Nous savons que Benoîte ne savait ni lire ni écrire: elle n’a donc laissé aucun écrit. Nous ne connaissons les événements du Laus que grâce aux manuscrits que nous ont laissés les contemporains ayant côtoyé Benoîte personnellement :

            – François Grimaud

            – Jean Peytieu

            – François Aubin, et

            – Pierre Gaillard

8-1-Les témoins qui ont écrit l’histoire du Laus

        8-1-1-François Grimaud (1620-1703)

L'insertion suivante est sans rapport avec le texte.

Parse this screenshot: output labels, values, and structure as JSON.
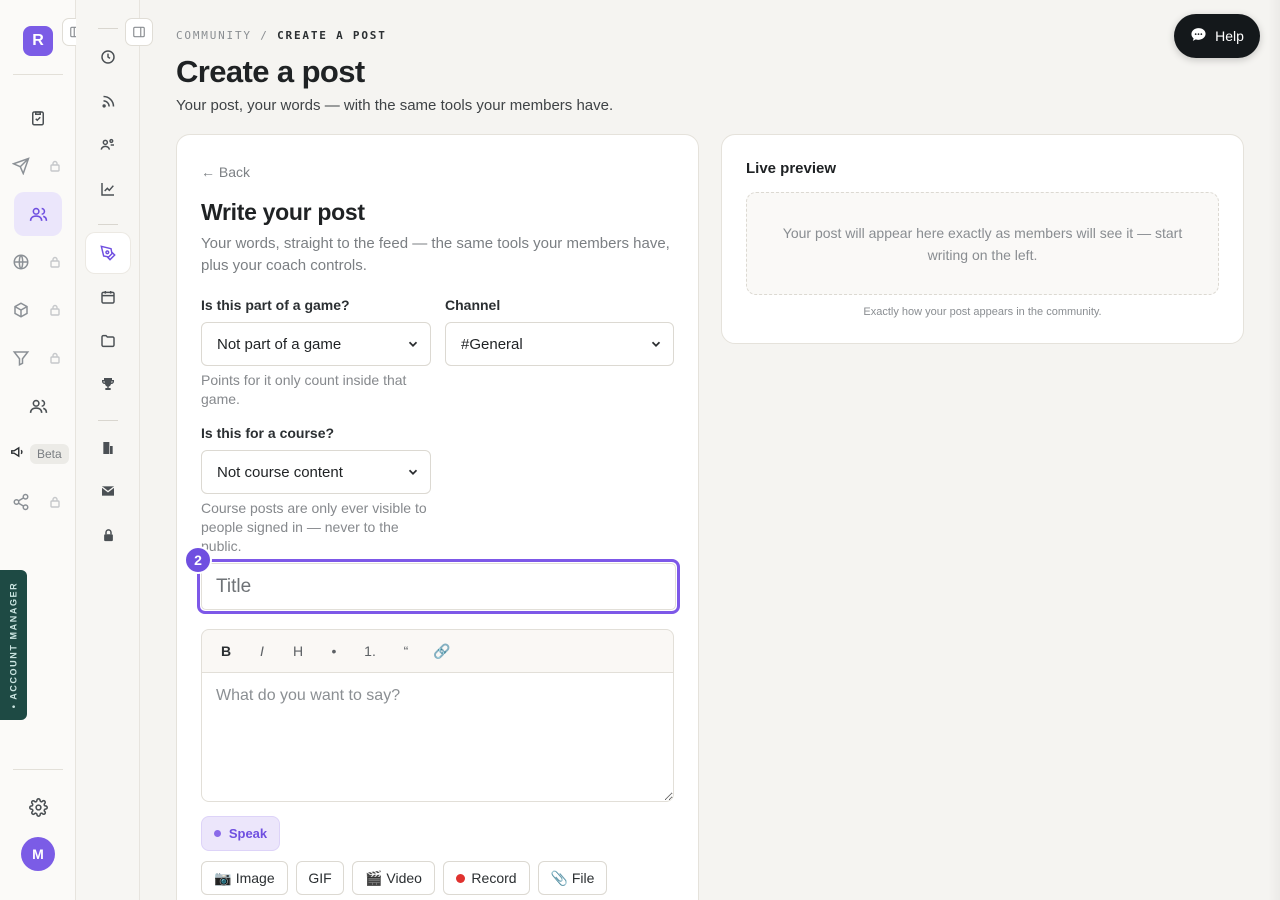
{
  "brand": {
    "letter": "R"
  },
  "rail1": {
    "beta_label": "Beta",
    "account_manager_label": "• ACCOUNT MANAGER",
    "avatar_initial": "M"
  },
  "breadcrumb": {
    "parent": "COMMUNITY",
    "separator": "/",
    "current": "CREATE A POST"
  },
  "page": {
    "title": "Create a post",
    "subtitle": "Your post, your words — with the same tools your members have."
  },
  "help": {
    "label": "Help"
  },
  "editor": {
    "back_label": "← Back",
    "title": "Write your post",
    "subtitle": "Your words, straight to the feed — the same tools your members have, plus your coach controls.",
    "game": {
      "label": "Is this part of a game?",
      "selected": "Not part of a game",
      "hint": "Points for it only count inside that game."
    },
    "channel": {
      "label": "Channel",
      "selected": "#General"
    },
    "course": {
      "label": "Is this for a course?",
      "selected": "Not course content",
      "hint": "Course posts are only ever visible to people signed in — never to the public."
    },
    "step_number": "2",
    "title_placeholder": "Title",
    "toolbar": {
      "bold": "B",
      "italic": "I",
      "heading": "H",
      "bullet": "•",
      "numbered": "1.",
      "quote": "“",
      "link": "🔗"
    },
    "body_placeholder": "What do you want to say?",
    "speak_label": "Speak",
    "media": {
      "image": "📷 Image",
      "gif": "GIF",
      "video": "🎬 Video",
      "record": "Record",
      "file": "📎 File"
    }
  },
  "preview": {
    "title": "Live preview",
    "empty_text": "Your post will appear here exactly as members will see it — start writing on the left.",
    "footer": "Exactly how your post appears in the community."
  },
  "colors": {
    "accent": "#6f4fe0",
    "account_manager_bg": "#1e4a44",
    "help_bg": "#14181b",
    "record": "#e0322f"
  }
}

François Grimaud, avocat et juge de la vallée de l’Avance, naquit vers 1620, à Gap où son père était procureur. Il fit ses études à Gap et devint avocat au parlement de Grenoble, puis Procureur vers 1662. De 1663 à 1667, il fut également juge dans la Baronnie d’Avançon. C’était un homme sérieux en qui ses concitoyens avaient confiance. C’est comme juge qu’il suivit les évènements et les apparitions du Vallon aux Fours en 1664 et qu’il fut témoin oculaire de la dernière apparition au Vallon aux Fours le 29 août 1664, le jour où la Dame révéla son nom : Dame Marie.

La fille de François Grimaud, Charlotte, sera guérie au Laus, d’un mal d’yeux, le 23 juin 1667 et il sentira lui-même les parfums. Il sera chargé par le vicaire général Lambert de s’occuper du temporel au Laus, et rédigera le compte-rendu précis des événements : c’est ce qu’on appelle aujourd’hui le “Manuscrit Grimaud”.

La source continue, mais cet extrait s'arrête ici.